Abstract:The advancements in cloud-based Large Languages Models (LLMs) have revolutionized AI-assisted programming. However, their integration into certain local development environments like ones within the Apple software ecosystem (e.g., iOS apps, macOS) remains challenging due to computational demands and sandboxed constraints. This paper presents CAMP, a multi-model AI-assisted programming framework that consists of a local model that employs Retrieval-Augmented Generation (RAG) to retrieve contextual information from the codebase to facilitate context-aware prompt construction thus optimizing the performance of the cloud model, empowering LLMs' capabilities in local Integrated Development Environments (IDEs).
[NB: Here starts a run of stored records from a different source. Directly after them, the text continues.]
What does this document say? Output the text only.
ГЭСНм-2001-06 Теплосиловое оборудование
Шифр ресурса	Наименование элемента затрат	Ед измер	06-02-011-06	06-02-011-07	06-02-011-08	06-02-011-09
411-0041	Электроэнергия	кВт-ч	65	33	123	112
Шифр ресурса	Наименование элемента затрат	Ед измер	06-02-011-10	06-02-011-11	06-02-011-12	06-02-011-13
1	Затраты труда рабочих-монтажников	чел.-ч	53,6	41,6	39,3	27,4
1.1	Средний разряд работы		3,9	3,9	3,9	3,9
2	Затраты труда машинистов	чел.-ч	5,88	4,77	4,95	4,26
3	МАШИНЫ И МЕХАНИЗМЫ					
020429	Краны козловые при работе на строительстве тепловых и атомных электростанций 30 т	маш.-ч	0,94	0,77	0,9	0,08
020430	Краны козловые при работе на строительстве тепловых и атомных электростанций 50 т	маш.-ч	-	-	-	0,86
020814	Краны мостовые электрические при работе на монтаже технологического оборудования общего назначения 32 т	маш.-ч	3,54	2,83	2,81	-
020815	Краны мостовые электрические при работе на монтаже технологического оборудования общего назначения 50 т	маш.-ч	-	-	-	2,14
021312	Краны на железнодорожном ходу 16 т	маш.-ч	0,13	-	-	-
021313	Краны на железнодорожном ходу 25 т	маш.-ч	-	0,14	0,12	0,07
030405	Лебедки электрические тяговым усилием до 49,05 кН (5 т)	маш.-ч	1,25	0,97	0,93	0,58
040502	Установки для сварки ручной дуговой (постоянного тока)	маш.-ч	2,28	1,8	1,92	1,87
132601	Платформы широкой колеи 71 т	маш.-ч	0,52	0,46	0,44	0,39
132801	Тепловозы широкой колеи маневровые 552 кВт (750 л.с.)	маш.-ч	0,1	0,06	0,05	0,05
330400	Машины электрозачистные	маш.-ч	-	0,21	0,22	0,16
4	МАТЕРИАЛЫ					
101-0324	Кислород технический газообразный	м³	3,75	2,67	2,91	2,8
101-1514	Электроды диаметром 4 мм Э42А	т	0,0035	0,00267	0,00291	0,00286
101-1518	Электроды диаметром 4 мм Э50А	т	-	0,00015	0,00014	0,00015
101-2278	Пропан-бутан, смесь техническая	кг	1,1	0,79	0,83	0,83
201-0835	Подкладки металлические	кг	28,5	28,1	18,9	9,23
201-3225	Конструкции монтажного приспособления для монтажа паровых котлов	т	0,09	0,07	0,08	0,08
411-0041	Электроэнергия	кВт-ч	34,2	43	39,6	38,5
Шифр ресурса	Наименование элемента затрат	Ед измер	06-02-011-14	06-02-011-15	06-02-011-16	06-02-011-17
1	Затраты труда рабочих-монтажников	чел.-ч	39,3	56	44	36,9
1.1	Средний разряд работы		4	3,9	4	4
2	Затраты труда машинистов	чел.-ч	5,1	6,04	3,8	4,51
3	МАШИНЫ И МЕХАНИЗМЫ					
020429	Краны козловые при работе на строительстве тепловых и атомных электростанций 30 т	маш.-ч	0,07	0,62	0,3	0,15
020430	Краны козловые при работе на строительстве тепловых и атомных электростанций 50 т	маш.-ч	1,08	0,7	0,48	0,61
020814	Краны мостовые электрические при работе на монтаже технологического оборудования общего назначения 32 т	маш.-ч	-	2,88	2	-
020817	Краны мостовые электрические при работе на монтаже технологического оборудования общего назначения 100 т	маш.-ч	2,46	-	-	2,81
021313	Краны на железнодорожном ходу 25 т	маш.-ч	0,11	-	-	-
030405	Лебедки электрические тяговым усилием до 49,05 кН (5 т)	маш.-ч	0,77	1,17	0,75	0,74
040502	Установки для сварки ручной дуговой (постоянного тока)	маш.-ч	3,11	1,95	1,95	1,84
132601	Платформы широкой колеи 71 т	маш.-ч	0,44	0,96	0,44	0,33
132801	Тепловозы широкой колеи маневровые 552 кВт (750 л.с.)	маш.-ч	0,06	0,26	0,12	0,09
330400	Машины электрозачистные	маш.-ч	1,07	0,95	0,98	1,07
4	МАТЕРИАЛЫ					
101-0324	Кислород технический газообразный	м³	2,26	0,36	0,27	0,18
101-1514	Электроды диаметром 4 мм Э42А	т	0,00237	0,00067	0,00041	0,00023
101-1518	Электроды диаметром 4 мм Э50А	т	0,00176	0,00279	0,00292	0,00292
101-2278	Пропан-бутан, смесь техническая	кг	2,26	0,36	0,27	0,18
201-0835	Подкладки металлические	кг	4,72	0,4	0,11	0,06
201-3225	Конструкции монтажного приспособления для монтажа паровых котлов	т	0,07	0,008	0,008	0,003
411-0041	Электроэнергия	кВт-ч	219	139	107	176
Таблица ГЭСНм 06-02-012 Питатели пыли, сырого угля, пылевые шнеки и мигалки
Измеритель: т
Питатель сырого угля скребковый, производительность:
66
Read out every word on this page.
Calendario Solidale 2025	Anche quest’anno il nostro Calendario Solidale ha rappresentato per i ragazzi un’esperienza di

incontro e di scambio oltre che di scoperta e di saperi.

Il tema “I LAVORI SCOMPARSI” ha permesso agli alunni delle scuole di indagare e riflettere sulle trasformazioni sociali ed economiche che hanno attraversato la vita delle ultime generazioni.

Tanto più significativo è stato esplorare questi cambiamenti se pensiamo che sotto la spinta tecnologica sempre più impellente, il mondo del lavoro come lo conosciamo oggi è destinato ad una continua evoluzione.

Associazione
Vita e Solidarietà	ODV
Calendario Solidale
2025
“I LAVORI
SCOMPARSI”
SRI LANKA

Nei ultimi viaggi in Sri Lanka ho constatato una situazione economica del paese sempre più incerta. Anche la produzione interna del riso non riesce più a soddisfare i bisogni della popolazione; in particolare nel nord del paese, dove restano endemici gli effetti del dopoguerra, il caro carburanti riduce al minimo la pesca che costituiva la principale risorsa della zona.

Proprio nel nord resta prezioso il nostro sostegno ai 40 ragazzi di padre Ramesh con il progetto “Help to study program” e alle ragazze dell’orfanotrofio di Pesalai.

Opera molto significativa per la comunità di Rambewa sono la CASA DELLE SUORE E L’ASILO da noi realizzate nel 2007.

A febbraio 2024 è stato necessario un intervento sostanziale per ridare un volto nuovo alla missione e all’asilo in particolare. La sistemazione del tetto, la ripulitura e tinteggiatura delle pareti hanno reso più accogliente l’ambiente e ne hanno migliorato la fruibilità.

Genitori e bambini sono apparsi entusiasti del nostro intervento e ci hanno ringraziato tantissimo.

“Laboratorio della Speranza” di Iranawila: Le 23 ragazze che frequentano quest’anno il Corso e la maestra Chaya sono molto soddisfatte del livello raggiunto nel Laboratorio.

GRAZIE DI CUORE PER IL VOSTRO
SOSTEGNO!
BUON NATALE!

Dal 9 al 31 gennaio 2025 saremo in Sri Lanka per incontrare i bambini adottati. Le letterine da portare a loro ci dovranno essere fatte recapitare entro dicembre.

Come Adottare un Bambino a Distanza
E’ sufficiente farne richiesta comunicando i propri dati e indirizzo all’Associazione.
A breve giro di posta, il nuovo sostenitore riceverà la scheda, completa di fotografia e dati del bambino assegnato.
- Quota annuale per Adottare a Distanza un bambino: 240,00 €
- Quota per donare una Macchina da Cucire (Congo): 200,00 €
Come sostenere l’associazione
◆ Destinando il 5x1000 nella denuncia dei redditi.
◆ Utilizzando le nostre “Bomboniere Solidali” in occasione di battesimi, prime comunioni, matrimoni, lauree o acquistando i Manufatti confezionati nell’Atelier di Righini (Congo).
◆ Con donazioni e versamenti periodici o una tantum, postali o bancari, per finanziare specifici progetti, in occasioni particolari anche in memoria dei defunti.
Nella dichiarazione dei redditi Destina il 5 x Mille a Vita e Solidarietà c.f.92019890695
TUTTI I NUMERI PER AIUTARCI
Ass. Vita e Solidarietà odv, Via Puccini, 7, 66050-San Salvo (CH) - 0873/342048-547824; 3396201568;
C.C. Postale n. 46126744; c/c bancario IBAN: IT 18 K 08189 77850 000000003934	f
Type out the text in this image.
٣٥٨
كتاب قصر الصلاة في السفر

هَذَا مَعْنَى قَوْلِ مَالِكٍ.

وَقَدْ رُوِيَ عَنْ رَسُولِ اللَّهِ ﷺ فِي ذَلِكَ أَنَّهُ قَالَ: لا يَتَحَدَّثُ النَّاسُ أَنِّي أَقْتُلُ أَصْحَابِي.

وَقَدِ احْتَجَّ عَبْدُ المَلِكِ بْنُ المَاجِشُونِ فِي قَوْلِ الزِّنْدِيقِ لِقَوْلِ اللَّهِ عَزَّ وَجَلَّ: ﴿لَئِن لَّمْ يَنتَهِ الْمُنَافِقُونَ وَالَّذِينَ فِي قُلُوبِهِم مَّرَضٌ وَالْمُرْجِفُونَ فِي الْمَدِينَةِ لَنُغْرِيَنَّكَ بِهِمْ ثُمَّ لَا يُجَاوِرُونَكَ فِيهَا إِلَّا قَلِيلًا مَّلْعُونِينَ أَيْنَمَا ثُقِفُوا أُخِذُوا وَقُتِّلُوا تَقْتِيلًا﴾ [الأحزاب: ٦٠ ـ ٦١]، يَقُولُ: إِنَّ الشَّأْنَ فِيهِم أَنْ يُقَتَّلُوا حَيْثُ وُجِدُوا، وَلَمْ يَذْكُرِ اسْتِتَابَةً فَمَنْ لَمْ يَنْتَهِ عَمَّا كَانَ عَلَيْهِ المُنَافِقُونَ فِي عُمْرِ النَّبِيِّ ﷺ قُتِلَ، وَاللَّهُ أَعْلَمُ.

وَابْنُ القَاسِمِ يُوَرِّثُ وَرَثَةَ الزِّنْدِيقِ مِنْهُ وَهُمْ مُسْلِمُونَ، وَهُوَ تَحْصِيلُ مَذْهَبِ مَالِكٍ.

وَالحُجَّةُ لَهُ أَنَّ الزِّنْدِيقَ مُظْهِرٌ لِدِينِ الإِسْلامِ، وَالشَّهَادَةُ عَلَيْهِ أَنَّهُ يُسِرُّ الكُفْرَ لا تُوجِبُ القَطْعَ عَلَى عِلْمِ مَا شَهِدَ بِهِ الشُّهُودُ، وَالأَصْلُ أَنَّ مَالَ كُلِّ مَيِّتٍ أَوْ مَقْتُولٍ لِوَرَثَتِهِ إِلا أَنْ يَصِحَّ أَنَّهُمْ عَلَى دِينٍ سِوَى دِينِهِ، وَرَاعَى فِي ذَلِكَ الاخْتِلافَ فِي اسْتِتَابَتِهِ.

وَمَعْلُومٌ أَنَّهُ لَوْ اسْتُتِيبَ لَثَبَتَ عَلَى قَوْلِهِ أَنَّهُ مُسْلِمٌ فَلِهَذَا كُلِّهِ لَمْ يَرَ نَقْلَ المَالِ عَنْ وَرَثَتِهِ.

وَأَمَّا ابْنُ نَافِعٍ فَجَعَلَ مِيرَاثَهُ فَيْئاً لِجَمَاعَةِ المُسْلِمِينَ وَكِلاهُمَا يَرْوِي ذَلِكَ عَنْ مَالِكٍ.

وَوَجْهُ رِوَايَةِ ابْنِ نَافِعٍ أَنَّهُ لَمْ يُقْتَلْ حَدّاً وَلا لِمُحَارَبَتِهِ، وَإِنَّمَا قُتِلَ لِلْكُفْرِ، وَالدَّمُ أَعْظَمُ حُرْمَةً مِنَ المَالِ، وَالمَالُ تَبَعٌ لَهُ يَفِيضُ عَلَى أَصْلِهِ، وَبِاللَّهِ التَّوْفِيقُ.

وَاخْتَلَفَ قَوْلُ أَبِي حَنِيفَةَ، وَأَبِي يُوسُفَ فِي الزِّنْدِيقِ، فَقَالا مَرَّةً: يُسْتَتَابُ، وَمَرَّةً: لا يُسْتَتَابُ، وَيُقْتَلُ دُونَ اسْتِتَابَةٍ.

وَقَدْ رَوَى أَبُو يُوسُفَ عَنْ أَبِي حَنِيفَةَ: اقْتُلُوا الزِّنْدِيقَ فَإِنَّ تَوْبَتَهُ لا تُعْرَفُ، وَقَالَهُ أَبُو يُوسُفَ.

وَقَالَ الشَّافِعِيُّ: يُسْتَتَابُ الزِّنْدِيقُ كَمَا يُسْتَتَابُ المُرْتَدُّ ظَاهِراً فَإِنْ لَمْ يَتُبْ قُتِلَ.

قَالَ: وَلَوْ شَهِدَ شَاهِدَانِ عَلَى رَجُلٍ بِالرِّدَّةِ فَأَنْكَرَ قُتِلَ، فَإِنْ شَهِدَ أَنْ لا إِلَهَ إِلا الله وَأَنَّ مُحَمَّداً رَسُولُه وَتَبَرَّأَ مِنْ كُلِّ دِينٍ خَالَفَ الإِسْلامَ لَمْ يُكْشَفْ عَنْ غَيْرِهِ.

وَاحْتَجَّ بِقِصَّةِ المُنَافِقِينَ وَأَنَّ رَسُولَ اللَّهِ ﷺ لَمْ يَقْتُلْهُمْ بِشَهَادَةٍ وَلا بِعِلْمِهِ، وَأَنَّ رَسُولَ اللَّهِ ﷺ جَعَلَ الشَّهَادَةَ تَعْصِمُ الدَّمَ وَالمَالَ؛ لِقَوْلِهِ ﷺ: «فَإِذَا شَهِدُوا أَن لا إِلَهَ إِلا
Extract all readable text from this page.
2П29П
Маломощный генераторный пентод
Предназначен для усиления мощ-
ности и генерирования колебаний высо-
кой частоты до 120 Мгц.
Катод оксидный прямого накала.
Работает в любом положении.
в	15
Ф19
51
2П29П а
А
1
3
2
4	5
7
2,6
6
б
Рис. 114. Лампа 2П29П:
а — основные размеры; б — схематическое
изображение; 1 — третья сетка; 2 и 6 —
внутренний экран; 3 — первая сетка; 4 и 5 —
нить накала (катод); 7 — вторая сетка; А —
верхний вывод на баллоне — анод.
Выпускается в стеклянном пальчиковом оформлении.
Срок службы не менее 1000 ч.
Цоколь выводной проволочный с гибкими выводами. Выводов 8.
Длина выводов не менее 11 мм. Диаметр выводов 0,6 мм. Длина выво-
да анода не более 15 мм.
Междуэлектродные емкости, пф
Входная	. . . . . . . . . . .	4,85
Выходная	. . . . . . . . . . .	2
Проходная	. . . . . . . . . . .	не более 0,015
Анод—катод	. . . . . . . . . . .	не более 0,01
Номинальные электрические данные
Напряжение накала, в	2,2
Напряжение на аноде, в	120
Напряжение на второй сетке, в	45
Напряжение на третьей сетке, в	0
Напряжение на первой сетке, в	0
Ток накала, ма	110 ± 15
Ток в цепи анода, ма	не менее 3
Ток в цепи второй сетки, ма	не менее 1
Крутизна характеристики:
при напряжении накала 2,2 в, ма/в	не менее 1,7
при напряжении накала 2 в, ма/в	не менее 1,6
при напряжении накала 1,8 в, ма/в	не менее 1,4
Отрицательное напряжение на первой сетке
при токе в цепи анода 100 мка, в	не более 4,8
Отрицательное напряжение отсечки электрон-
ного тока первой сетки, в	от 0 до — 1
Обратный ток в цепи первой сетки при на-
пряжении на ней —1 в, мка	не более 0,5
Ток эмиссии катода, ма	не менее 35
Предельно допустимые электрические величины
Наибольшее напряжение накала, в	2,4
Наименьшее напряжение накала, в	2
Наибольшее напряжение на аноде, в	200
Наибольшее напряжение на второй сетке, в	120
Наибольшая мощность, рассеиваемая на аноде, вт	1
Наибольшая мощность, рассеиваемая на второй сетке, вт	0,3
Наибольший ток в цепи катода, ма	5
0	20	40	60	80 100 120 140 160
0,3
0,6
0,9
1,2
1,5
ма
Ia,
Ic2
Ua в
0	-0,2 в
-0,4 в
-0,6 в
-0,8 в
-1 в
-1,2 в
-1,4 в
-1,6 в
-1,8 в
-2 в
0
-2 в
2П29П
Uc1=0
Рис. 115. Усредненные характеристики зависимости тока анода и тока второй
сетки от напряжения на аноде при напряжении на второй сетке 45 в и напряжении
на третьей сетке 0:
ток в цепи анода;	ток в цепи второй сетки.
The methodology is actualized in Copilot for Xcode, an AI-assisted programming tool crafted for Xcode that employs the RAG module to address software constraints and enables diverse generative programming tasks, including automatic code completion, documentation, error detection, and intelligent user-agent interaction. The results from objective experiments on generated code quality and subjective experiments on user adoption collectively demonstrate the pilot success of the proposed system and mark its significant contributions to the realm of AI-assisted programming.